Opinião

“Já te ouvi?”

17 mar 2023 11:25

Um dos muito temas em discussão política é a chamada “crise” da habitação. As aspas são para evidenciar que não estamos perante uma crise mas sim em presença de uma doença prolongada que não tem sido tratada

Meu caro Zé,
Um dos muito temas em discussão política é a chamada “crise” da habitação. As aspas são para evidenciar que não estamos perante uma crise mas sim em presença de uma doença prolongada que não tem sido tratada. Crise, segundo o “Grande Dicionário da Língua Portuguesa” da Sociedade Portuguesa de Autores, é “uma alteração para o melhor ou para o pior sobrevinda no curso de uma doença” e, no caso de ser, como é usualmente, para o “pior”, “conjuntura perigosa, situação  anormal e grave”.

Sem embargo de reconhecer que a pandemia, a guerra na Ucrânia, os “vistos gold”, a imigração, podem configurar alguns sinais de crise, a realidade é que o problema da habitação é estrutural e não tem sido tratado com o peso que um direito fundamental, tal como a saúde, exige. Assim, a conjuntura, dado que não houve nenhum desastre natural devastador que alterasse o stock habitacional, o que fez foi evidenciar a falta de tratamento da doença, ou seja, a manifesta ausência de qualquer política consistente.

Mas agora é que vai! Assim diz o Governo que até lançou uma consulta pública para, alegadamente, ouvir a sociedade sobre o tema.

Olha Zé, não pude deixar de recordar a consulta pública sobre o PRR e o que nessa altura te escrevi: “Chama-se a isto “democracia participativa”. O “arremedo” foi uma “consulta pública vertiginosa, de que ninguém sabe os resultados porque era só, não para “inglês ver”, mas para a “União Europeia ver” (o inglês já nem está lá)”.
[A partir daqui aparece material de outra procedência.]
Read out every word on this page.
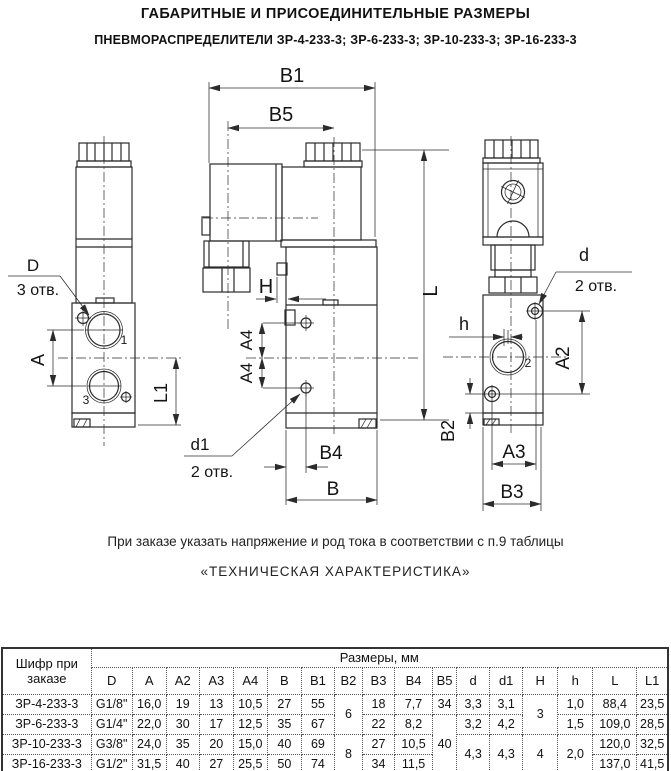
ГАБАРИТНЫЕ И ПРИСОЕДИНИТЕЛЬНЫЕ РАЗМЕРЫ
ПНЕВМОРАСПРЕДЕЛИТЕЛИ ЗР-4-233-3; ЗР-6-233-3; ЗР-10-233-3; ЗР-16-233-3
1
3
A
L1
D
3 отв.
B1
B5
H
A4
A4
d1
2 отв.
B4
B
L
2
d
2 отв.
h
A2
B2
A3
B3
При заказе указать напряжение и род тока в соответствии с п.9 таблицы
«ТЕХНИЧЕСКАЯ ХАРАКТЕРИСТИКА»
Шифр при заказе	Размеры, мм																
	D	A	A2	A3	A4	B	B1	B2	B3	B4	B5	d	d1	H	h	L	L1
ЗР-4-233-3	G1/8"	16,0	19	13	10,5	27	55	6	18	7,7	34	3,3	3,1	3	1,0	88,4	23,5
ЗР-6-233-3	G1/4"	22,0	30	17	12,5	35	67		22	8,2	40	3,2	4,2		1,5	109,0	28,5
ЗР-10-233-3	G3/8"	24,0	35	20	15,0	40	69	8	27	10,5		4,3	4,3	4	2,0	120,0	32,5
ЗР-16-233-3	G1/2"	31,5	40	27	25,5	50	74		34	11,5						137,0	41,5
Só que esta nova “consulta pública” aumentou ainda a velocidade da vertigem referida para o PRR.

O prazo efetivo de resposta a esta “consulta pública” são 7 dias (!).
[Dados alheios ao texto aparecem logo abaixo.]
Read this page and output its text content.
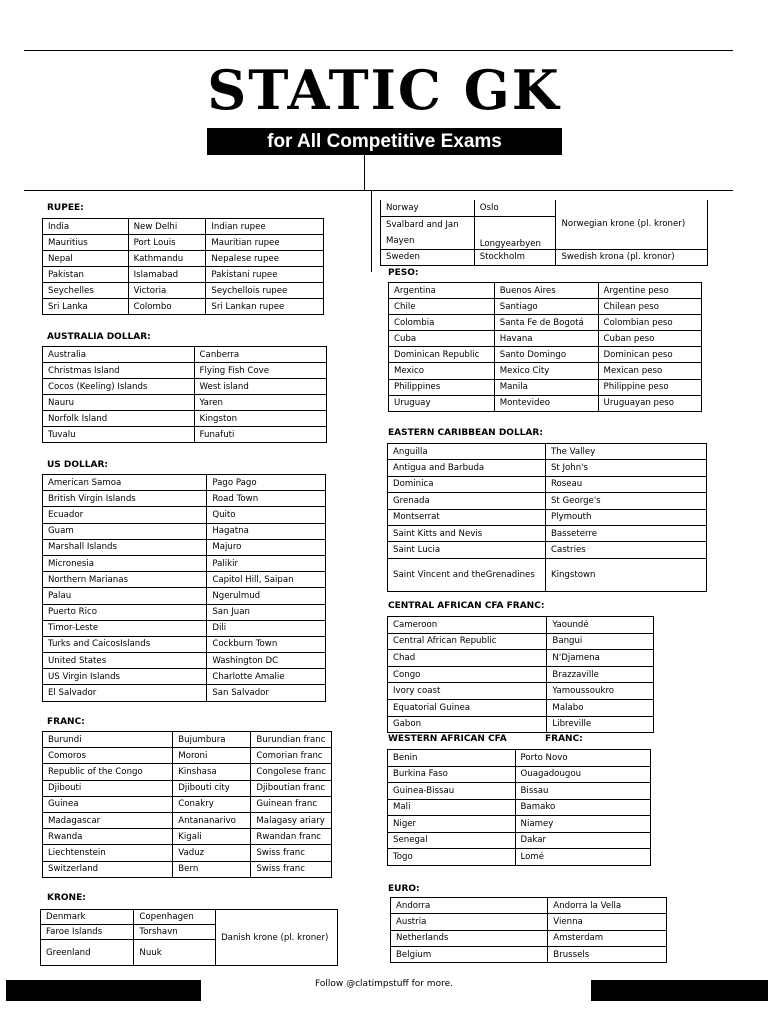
STATIC GK
for All Competitive Exams
RUPEE:
India	New Delhi	Indian rupee
Mauritius	Port Louis	Mauritian rupee
Nepal	Kathmandu	Nepalese rupee
Pakistan	Islamabad	Pakistani rupee
Seychelles	Victoria	Seychellois rupee
Sri Lanka	Colombo	Sri Lankan rupee
AUSTRALIA DOLLAR:
Australia	Canberra
Christmas Island	Flying Fish Cove
Cocos (Keeling) Islands	West island
Nauru	Yaren
Norfolk Island	Kingston
Tuvalu	Funafuti
US DOLLAR:
American Samoa	Pago Pago
British Virgin Islands	Road Town
Ecuador	Quito
Guam	Hagatna
Marshall Islands	Majuro
Micronesia	Palikir
Northern Marianas	Capitol Hill, Saipan
Palau	Ngerulmud
Puerto Rico	San Juan
Timor-Leste	Dili
Turks and CaicosIslands	Cockburn Town
United States	Washington DC
US Virgin Islands	Charlotte Amalie
El Salvador	San Salvador
FRANC:
Burundi	Bujumbura	Burundian franc
Comoros	Moroni	Comorian franc
Republic of the Congo	Kinshasa	Congolese franc
Djibouti	Djibouti city	Djiboutian franc
Guinea	Conakry	Guinean franc
Madagascar	Antananarivo	Malagasy ariary
Rwanda	Kigali	Rwandan franc
Liechtenstein	Vaduz	Swiss franc
Switzerland	Bern	Swiss franc
KRONE:
Denmark	Copenhagen	Danish krone (pl. kroner)
Faroe Islands	Torshavn	
Greenland	Nuuk	
Norway	Oslo	Norwegian krone (pl. kroner)
Svalbard and Jan
Mayen	Longyearbyen	
Sweden	Stockholm	Swedish krona (pl. kronor)
PESO:
Argentina	Buenos Aires	Argentine peso
Chile	Santiago	Chilean peso
Colombia	Santa Fe de Bogotá	Colombian peso
Cuba	Havana	Cuban peso
Dominican Republic	Santo Domingo	Dominican peso
Mexico	Mexico City	Mexican peso
Philippines	Manila	Philippine peso
Uruguay	Montevideo	Uruguayan peso
EASTERN CARIBBEAN DOLLAR:
Anguilla	The Valley
Antigua and Barbuda	St John's
Dominica	Roseau
Grenada	St George's
Montserrat	Plymouth
Saint Kitts and Nevis	Basseterre
Saint Lucia	Castries
Saint Vincent and theGrenadines	Kingstown
CENTRAL AFRICAN CFA FRANC:
Cameroon	Yaoundé
Central African Republic	Bangui
Chad	N'Djamena
Congo	Brazzaville
Ivory coast	Yamoussoukro
Equatorial Guinea	Malabo
Gabon	Libreville
WESTERN AFRICAN CFA	FRANC:
Benin	Porto Novo
Burkina Faso	Ouagadougou
Guinea-Bissau	Bissau
Mali	Bamako
Niger	Niamey
Senegal	Dakar
Togo	Lomé
EURO:
Andorra	Andorra la Vella
Austria	Vienna
Netherlands	Amsterdam
Belgium	Brussels
Follow @clatimpstuff for more.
Embora, como cidadão, pensasse em responder, depressa desisti, pois percebi que não havia um mínimo de condições para qualquer contribuição séria e fundamentada.
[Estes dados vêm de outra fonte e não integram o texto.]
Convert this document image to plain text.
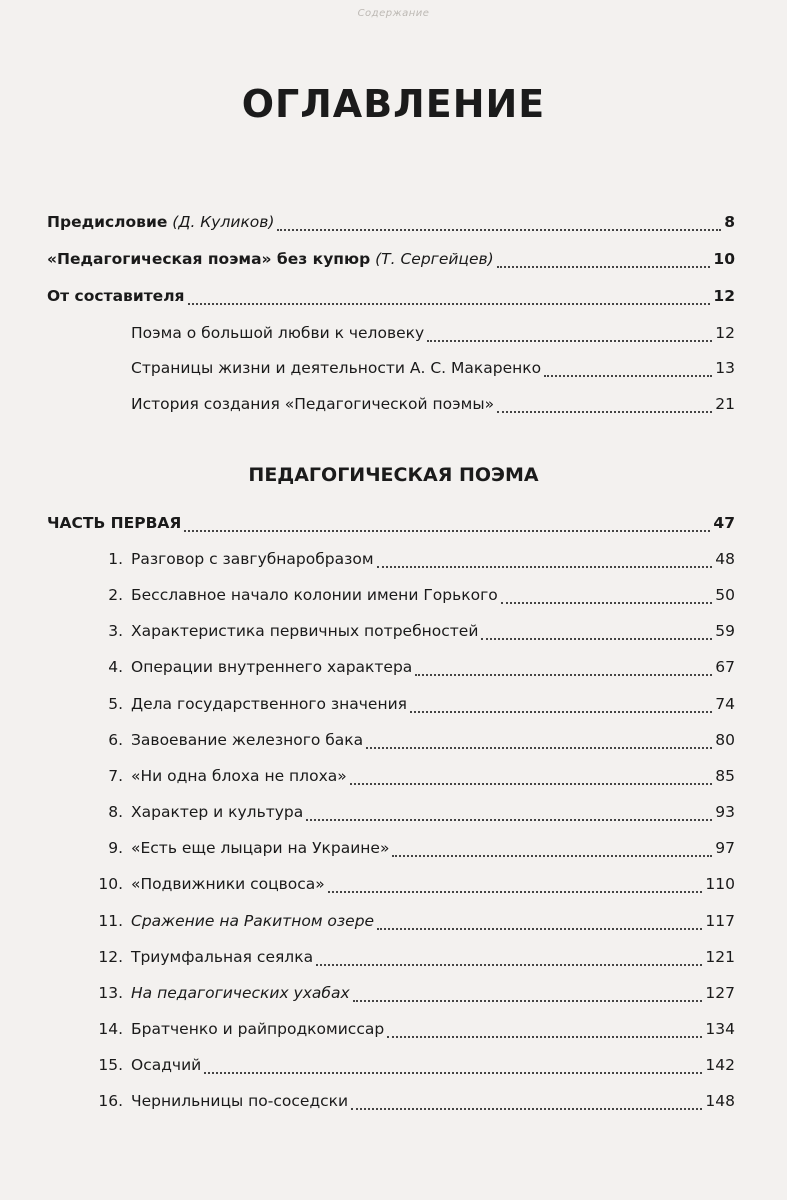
Содержание
ОГЛАВЛЕНИЕ
Предисловие (Д. Куликов)	8
«Педагогическая поэма» без купюр (Т. Сергейцев)	10
От составителя	12
Поэма о большой любви к человеку	12
Страницы жизни и деятельности А. С. Макаренко	13
История создания «Педагогической поэмы»	21
ПЕДАГОГИЧЕСКАЯ ПОЭМА
ЧАСТЬ ПЕРВАЯ	47
1. Разговор с завгубнаробразом	48
2. Бесславное начало колонии имени Горького	50
3. Характеристика первичных потребностей	59
4. Операции внутреннего характера	67
5. Дела государственного значения	74
6. Завоевание железного бака	80
7. «Ни одна блоха не плоха»	85
8. Характер и культура	93
9. «Есть еще лыцари на Украине»	97
10. «Подвижники соцвоса»	110
11. Сражение на Ракитном озере	117
12. Триумфальная сеялка	121
13. На педагогических ухабах	127
14. Братченко и райпродкомиссар	134
15. Осадчий	142
16. Чернильницы по-соседски	148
Além disso, e não é uma questão menor, sabia que tal como me aconteceu no PRR, a que respondi e previ o que iria, infelizmente, suceder, não haveria qualquer resposta ou reação às opiniões que aí sejam expressas.

Ora uma consulta pública (sem aspas) é particularmente relevante num governo de maioria absoluta, com uma bancada parlamentar do partido da maioria, completamente subserviente aos ditames do Governo.

Para isso seriam precisas duas condições: uma proposta de consulta bem elaborada, incluindo um adequado tempo para resposta. A segunda, a apresentação à sociedade de um relatório com os resultado dessa consulta.

Ainda estou à espera desse relatório relativo ao PRR!!!

Claro que não virá, porque a lógica destas “consultas” é um “Pronto! Já te ouvi!”. E tudo segue na mesma.